After a recent episode of HBO's Game of Thrones prequel series House of the Dragon, in which one of the show's two confirmed gay characters, Laenor Velaryon's lover Joffrey, was brutally killed, we wrote that the death fit the tired "Bury Your Gays" trope. Many of the show's fans didn't agree.

Some defended the show by saying that "literally every character" in the GOT universe dies a painful death. Is that really true, though?

Jon Snow, Tormund Giantsbane, Brienne of Tarth, Arya, Sansa, and Bran Stark, Tyrion Lannister, Podrick Payne, Samwell Tarly, Gilly, Bronn of the Blackwater, Robin Arryn, Davos Seaworth, Grey Worm, Gendry, Daario Naharis, Jaqen H'ghar, and so many more straight characters made it to the end of the original series.

But how many gay or lesbian characters?
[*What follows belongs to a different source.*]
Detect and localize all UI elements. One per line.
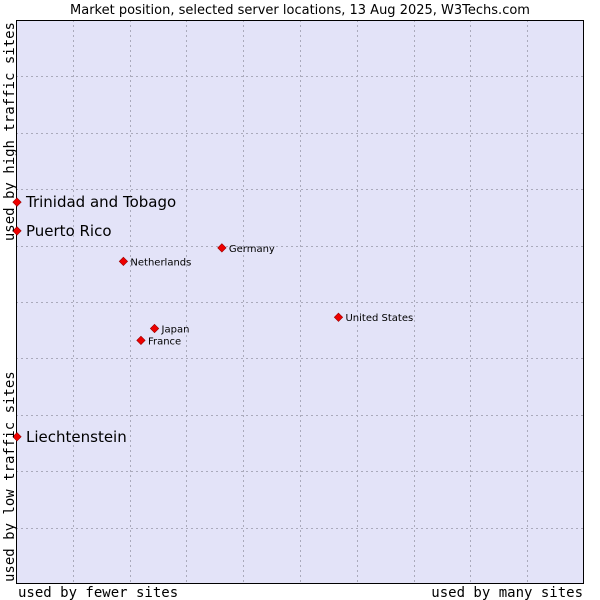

Yara Greyjoy is the only one.

It's not surprising, it's not sneaky, and it's not clever writing. It's so common in the Game of Thro

nes universe that it's even a trope within Westeros. If a gay character shows up on screen, you can almost always be sure that they will die in a horrible way.

Others who defended the show said that if gay characters can't die, we'll only get gay characters in media that is safe for all ages. They want a better thing. They want queer media that is subversive and complicated, with gay characters who can be bad, evil, and flawed. They want queer horror, action, and science fiction, which means queer characters will have to die sometimes.
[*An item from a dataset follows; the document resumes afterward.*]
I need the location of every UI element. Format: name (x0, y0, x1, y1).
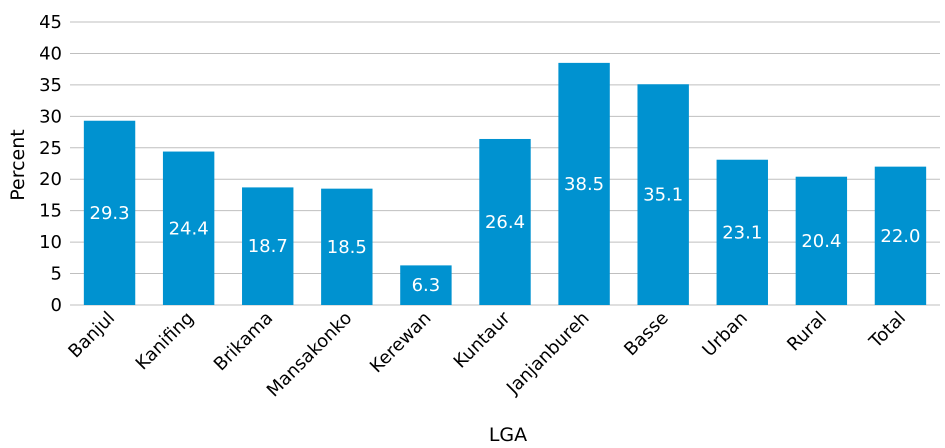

But do you know how to make gay media better? If we change what we do. And the way this show kills gay characters is about as boring and unoriginal as it gets.

It's not a trope that gay characters can die. For it to work, we just need to know that gay characters can live. In Our Flag Means Death, when Lucius was thrown overboard, it wasn't Bury Your Gays, and in The Haunting of Bly Manor, Dani didn't drown herself to become the new Lady of the Lake.

The Sandman is a recent show that does a great job of showing how to have messy, complicated, and queer characters who can die. In the few episodes of Netflix's adaptation of Neil Gaiman's comic, more queer characters died than in House of the Dragon, but because of how it was done, no one thinks that those deaths fell into the territory of tired and harmful tropes.

In The Sandman, we see the deaths of about six gay characters, including a lesbian in a 24-hour diner, the cook of that diner, Johanna Constantine's ex-girlfriend, Alex Burgess and his boyfriend, and, of course, the delightfully evil gay serial killer The Corinthian. In House of the Dragon, none of these felt like death.

A show has to prove itself before it can break a trope. Why should queer fans trust you if you can't show queer characters being happy, successful, or even just surviving?

The Sandman is better than House of the Dragon because it has gay characters like Constantine, Desire, Rose's roommate, and the drag queen Hal Carter who are happy and alive. We see different kinds of people in queer stories, so when a queer character dies, it's interesting and sad, not just a trope.

Even better, the show has the complicated, "bad" gay characters that fans want to see. This show has a nonbinary sibling of Dream who is manipulative and dishonest. It also has a charismatic gay serial killer who uses his charm to sleep with and kill gay men. And everything works.

The problem with the Bury Your Gays trope isn't that "gay characters can't die." The question is "Why is death the only way you can think of for queer characters to end?" We don't want LGBTQ+ characters to stop dying. Instead, we want LGBTQ+ stories to stop being so boring, predictable, and sad.